Undoubtedly, the stench from the urine causes you to become sick to your stomach, and you end up vomiting and choking on half-chewed Captain Crunch. Not only does the cereal cut the roof of your mouth on the way up, but you surely die. Several hours later you are found burnt to a crisp completely shriveled drenched in your own body fluid, and in case you’ve forgotten, completely NAKED! What a sight, what a smell.
The above passage wasn’t a scene from a very poorly-written scary movie, but instead my theory concerning the dangers of tanning. It wasn’t until my sophomore year in college that I was willing to put my preconceived notions aside and find out for myself what tanning was really all about.
During my first trip to the Tannery, the owner took time out of her day to explain how the whole ordeal really worked. Apparently, burning to death isn’t an option because the beds turn off automatically. Likewise, the bed does not close completely, and even if it did, it’s not required to close the lid all the way. And as far as the hyperventilating and wetting myself, at anytime a person is free to get out of the bed to go to the bathroom, get a paper bag or even call it quite early. It soon became obvious that my entire tanning theory was completely bogus.

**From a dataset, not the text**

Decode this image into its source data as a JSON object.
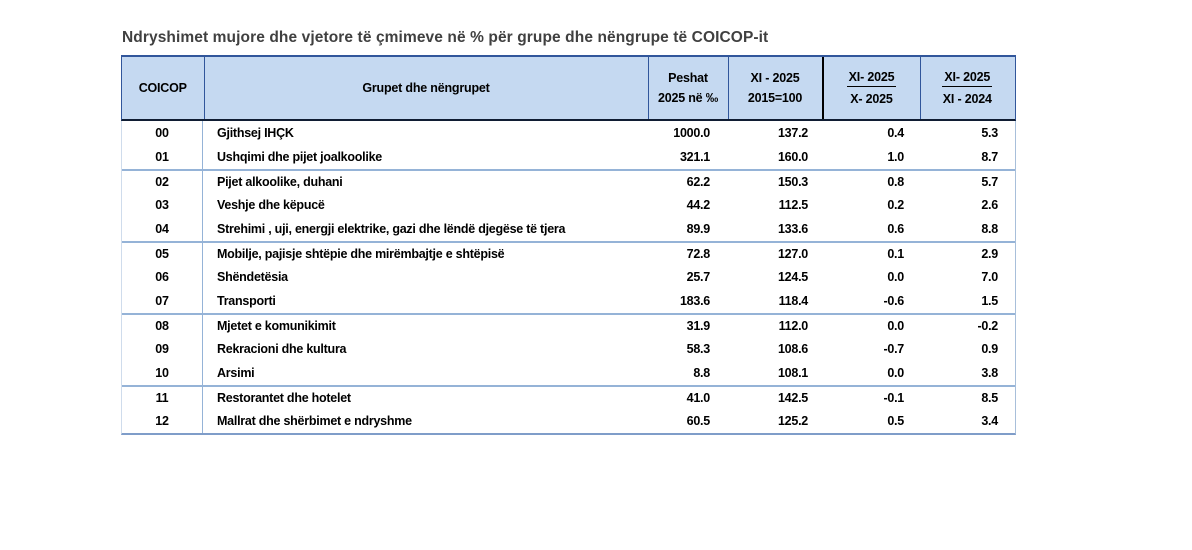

Regardless of how it may appear, I don’t have a contract with Professional Body Works or the Tannery. I am by no means promoting tanning but instead encouraging students to expose themselves to new experiences and people before they pass judgment. We all have preconceived notions about certain situations, people and events. These assumptions are generally based on a bad experience, hearsay, misinterpretations and other such sources. While there may be truth in some of our theories, there’s an equal chance that our ideas are based on faulty information.
As college students we are given ample opportunity to immerse ourselves in a multitude of experiences and people. CAB and intramurals provide us with activities ranging from low-cost snowboarding to lectures on culture and diversity. In any given week we have the chance to help underprivileged children, attend concerts, movies and sporting events at discounted cost, protect our environment and if we have time, meet a political leader.
By taking part in these endeavors we become more knowledgeable and gain respect for other people and activities. Intuition is an important component in judgment, but it becomes even more powerful when backed with experience and facts. And you know what they say happens when you assume something.